As that light shines in our hearts, God is made real in the everyday. C. S. Lewis writes a final word from Aslan in The Silver Chair: “Here on the mountain I have spoken to you clearly. I will not often do so in Narnia. Here on the mountain, the air is clear, and your mind is clear; as you drop down into Narnia, the air will thicken. Take great care that it does not confuse your mind. And the signs which you have learned here will not look at all as you expect them to look when you meet them there. That is why it is so important to know them by heart and pay no attention to appearance. Remember the signs and believe the signs.”
The transcendent moments in life are a memorable grace: the grandeur of the mountain, the expanse of the clouds, the blinding light of the sun, and the crispness of the air.
“How do you experience the transcendence of God?” I was asked a question in a final faculty interview in the seminary. And I ask that frequently amongst us here in our concrete, cinder block cathedral. Some answers I have received among you include “in music, in reconciled relationships and welcoming strangers, in silence, some have heard an audible voice and others visions in the clouds, in the ordinary bread and wine, water and word.”
Transcendent realities that change us, inspire and motivate, challenge and teach can also be found in ordinary moments in classrooms, meeting rooms, food banks, offices, or walks in nature, or any place where we make a space for the Holy to be present.
The transfiguration offers the disciples the paradox that while there is nothing they can do to save themselves from suffering, there is also no way they can shield themselves from the light of God that sheds hope in their darkest moments.
But as we begin this week on the mountaintop and look ahead to our journey through the wilderness of Lent, the days lengthen in a journey to Jesus on top of another mountain, Golgotha, the place of the Skull, where there will be no sparkling white robe, but bloody wounds. On the mountain of Golgotha, there is no reassuring loving voice from Heaven. God feels far away, even to Jesus, who cries out, “My God, why have you forsaken me?”

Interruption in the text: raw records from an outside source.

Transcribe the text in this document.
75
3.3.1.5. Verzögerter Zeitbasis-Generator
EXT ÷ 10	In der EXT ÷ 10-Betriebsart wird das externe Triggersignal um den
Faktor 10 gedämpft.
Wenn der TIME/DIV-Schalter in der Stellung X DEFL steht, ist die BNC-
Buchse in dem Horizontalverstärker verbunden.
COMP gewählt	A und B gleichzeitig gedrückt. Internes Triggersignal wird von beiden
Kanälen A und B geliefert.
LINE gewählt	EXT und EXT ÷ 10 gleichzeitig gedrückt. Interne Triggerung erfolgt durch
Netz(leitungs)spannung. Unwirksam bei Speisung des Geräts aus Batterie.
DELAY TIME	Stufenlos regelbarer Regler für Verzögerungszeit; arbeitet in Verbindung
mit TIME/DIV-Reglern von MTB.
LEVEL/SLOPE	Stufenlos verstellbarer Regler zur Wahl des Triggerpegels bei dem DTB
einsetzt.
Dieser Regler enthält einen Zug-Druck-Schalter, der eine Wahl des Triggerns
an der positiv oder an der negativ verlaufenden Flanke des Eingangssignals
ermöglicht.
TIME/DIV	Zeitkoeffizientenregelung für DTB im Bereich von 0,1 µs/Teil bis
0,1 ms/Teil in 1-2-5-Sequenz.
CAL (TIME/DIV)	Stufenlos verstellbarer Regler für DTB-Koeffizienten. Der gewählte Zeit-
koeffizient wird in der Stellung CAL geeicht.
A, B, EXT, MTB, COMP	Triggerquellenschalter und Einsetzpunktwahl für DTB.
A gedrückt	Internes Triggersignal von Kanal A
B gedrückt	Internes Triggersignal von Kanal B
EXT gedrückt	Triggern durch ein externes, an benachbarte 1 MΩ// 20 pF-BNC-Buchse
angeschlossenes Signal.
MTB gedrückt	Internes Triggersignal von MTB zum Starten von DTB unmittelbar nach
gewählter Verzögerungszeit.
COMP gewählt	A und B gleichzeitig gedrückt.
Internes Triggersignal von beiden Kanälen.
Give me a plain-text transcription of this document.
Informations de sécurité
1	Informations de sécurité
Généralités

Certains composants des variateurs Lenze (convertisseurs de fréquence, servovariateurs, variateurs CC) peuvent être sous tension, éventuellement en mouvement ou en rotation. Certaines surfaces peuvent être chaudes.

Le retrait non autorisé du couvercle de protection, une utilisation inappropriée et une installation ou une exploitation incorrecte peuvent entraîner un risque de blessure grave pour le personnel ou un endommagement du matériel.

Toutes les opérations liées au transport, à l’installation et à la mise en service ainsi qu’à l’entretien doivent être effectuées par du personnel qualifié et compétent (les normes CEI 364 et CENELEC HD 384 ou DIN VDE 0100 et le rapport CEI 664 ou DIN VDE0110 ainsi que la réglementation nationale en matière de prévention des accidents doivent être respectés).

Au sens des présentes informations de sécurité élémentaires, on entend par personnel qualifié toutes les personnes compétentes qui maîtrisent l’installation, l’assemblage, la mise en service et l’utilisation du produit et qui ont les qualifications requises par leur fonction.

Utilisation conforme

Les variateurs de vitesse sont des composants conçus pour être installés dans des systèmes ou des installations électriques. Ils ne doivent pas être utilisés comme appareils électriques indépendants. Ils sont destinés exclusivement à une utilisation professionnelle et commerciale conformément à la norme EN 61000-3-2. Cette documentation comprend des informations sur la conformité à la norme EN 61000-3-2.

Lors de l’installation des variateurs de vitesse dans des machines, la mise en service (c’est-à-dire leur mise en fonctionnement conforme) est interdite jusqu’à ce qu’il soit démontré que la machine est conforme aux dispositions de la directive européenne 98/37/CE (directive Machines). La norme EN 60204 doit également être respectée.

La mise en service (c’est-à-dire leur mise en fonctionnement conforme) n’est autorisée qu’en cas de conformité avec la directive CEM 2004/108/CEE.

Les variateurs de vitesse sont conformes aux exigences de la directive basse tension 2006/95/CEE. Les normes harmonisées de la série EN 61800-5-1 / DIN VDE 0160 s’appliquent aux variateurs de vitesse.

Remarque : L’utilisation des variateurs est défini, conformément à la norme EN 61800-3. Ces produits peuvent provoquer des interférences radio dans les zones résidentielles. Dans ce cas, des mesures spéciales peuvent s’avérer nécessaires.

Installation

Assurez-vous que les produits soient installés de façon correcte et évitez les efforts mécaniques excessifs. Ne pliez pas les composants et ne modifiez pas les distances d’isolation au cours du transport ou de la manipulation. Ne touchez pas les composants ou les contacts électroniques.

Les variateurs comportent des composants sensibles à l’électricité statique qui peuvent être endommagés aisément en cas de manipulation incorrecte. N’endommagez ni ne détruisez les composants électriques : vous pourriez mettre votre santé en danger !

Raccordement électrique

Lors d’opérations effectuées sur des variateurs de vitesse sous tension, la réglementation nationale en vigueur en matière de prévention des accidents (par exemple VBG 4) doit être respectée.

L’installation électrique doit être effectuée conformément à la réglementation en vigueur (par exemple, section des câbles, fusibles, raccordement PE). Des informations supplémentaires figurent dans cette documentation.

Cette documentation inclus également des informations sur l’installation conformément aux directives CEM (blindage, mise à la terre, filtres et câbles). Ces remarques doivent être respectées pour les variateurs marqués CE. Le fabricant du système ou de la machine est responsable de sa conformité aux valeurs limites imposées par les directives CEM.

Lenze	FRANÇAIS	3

There are times when a person comes into our lives as a gift of grace, offering us the opportunity to love again. That person may be a child, a relative, a friend, or a stranger, and through that individual we experience a gift, a joy, a relief. And we can say “thanks be to God”.
And then there are those moments when we see dimly through a glass. When we can’t see the set of footprints in the sand. When we feel abandoned, confused, and alone. And it is much harder to see the bigger picture, to realize any grandeur or even a way forward.
We may want the extraordinary signs and wonders of a pillar and fire that assure us of God’s presence, but also can frighten. There is no way to build tents to stay on the mountain. The body of Christ is always on the move, in ephemeral moments and glimpses. In the resurrection, as soon as their eyes were opened and they recognized Jesus, he vanished from their sight. Jesus gave the disciples what they wanted when they had wanted the extraordinary. And yet that ordinary flesh and blood of Jesus was quite extraordinary: healing, teaching, loving, redeeming, resurrecting.
In everything that you do, from the most ordinary to the most extraordinary, remember that God the Almighty, Jesus the redeemer, and Spirit of the Comforter is with you, and goes before you, sometimes recognized, sometimes hidden from our eyes, but always present. Know that nothing can separate us from God’s ‘yes,’ and therefore we say ‘amen’ through him to the glory of God.